M. le président. Merci, monsieur Marsaud.

La parole est à M. le ministre de l’intérieur.

M. Bernard Cazeneuve, ministre de l’intérieur. Monsieur le député, il est des sujets et des circonstances dans lesquelles on peut attendre, quel que soit le banc duquel on parle dans cet hémicycle, un peu de dignité et d’élévation d’esprit. (Applaudissements sur les bancs des groupes SRC, écologiste et RRDP.)

Un député du groupe SRC. Il n’en est pas capable !

M. Bernard Cazeneuve, ministre.
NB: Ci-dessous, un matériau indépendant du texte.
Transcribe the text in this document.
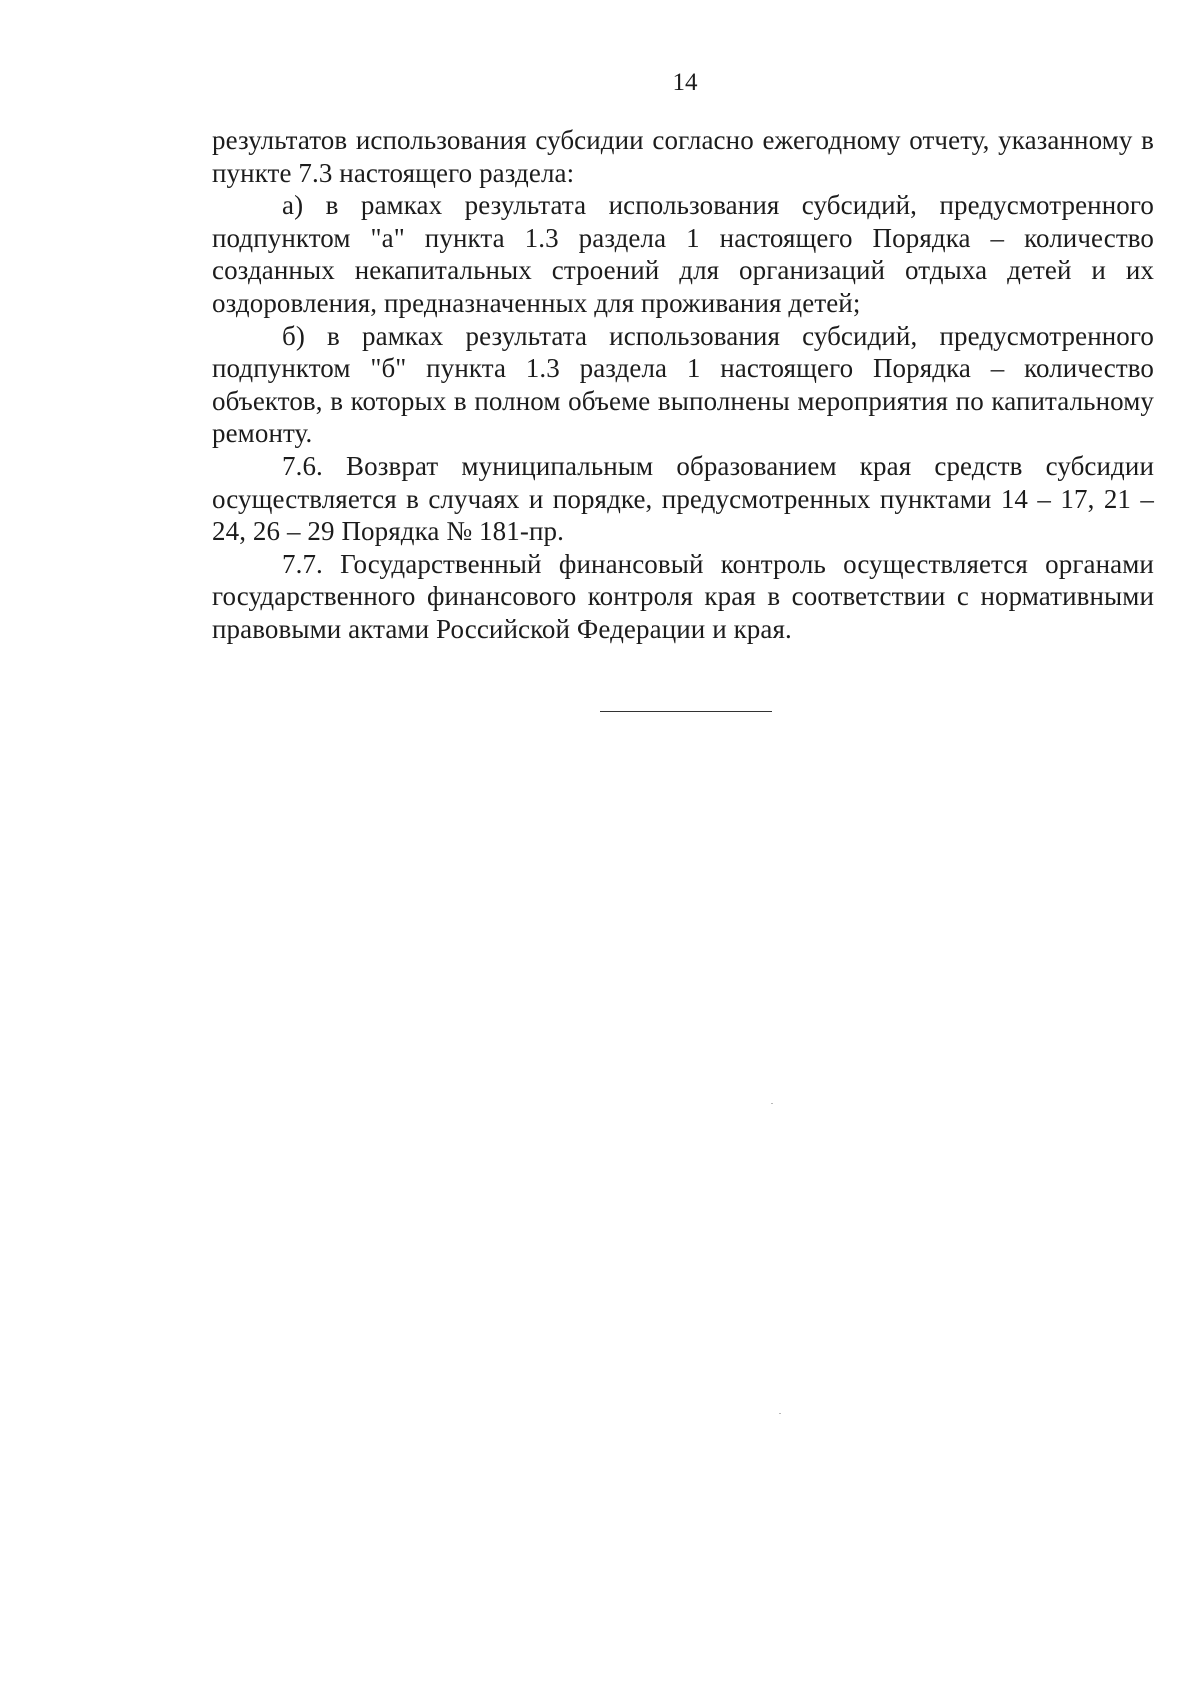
14

результатов использования субсидии согласно ежегодному отчету, указанному в пункте 7.3 настоящего раздела:

а) в рамках результата использования субсидий, предусмотренного подпунктом "а" пункта 1.3 раздела 1 настоящего Порядка – количество созданных некапитальных строений для организаций отдыха детей и их оздоровления, предназначенных для проживания детей;

б) в рамках результата использования субсидий, предусмотренного подпунктом "б" пункта 1.3 раздела 1 настоящего Порядка – количество объектов, в которых в полном объеме выполнены мероприятия по капитальному ремонту.

7.6. Возврат муниципальным образованием края средств субсидии осуществляется в случаях и порядке, предусмотренных пунктами 14 – 17, 21 – 24, 26 – 29 Порядка № 181-пр.

7.7. Государственный финансовый контроль осуществляется органами государственного финансового контроля края в соответствии с нормативными правовыми актами Российской Федерации и края.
Il est des questions sur lesquelles on peut espérer, parce qu’il s’agit de la sécurité de notre pays et de la lutte contre le terrorisme, que de mauvaises polémiques ne l’emportent pas sur le besoin de nous rassembler autour de la nécessité d’assurer la sécurité des Français. (Applaudissements sur plusieurs bancs des groupes SRC et RRDP.) Et il est des mauvaises polémiques qui se justifient d’autant moins, monsieur Marsaud, que lorsque l’affaire Merah et les crimes dont vous avez parlé sont survenus, nous n’étions pas en situation de responsabilité.

M. Claude Goasguen. Et alors ?

M. Bernard Cazeneuve, ministre. Mais je ne ferai pas de commentaire à ce sujet car, dans un tel contexte, cela ne se justifie pas. Je préfère vous parler, avec fermeté et détermination, de l’action que nous avons décidé d’engager ensemble, dans le respect du droit, pour faire en sorte qu’il soit mis fin à ces départs vers la Syrie et que la sécurité de notre pays soit assurée en tout point du territoire.

M. Claude Goasguen. C’est une réussite !

M. Bernard Cazeneuve, ministre. Si nous avons décidé de présenter dans les meilleurs délais des dispositions au Parlement, c’est parce qu’il n’existe pas aujourd’hui, pour les majeurs, de mesures administratives permettant d’empêcher le départ d’une famille avec ses enfants, lorsque des éléments suffisants peuvent laisser penser que ce risque existe. Face à ce constat, nous allons prendre des mesures juridiques afin de faire en sorte que ce qui s’est passé ne se reproduise pas. C’est aussi pour cette raison qu’un ensemble de dispositions législatives seront présentées au Parlement. Elles poursuivront trois buts : éviter les départs, démanteler les filières, et protéger les familles lorsqu’elles sont confrontées à l’angoisse du départ d’un des leurs. (Applaudissements sur les bancs des groupes SRC et RRDP.)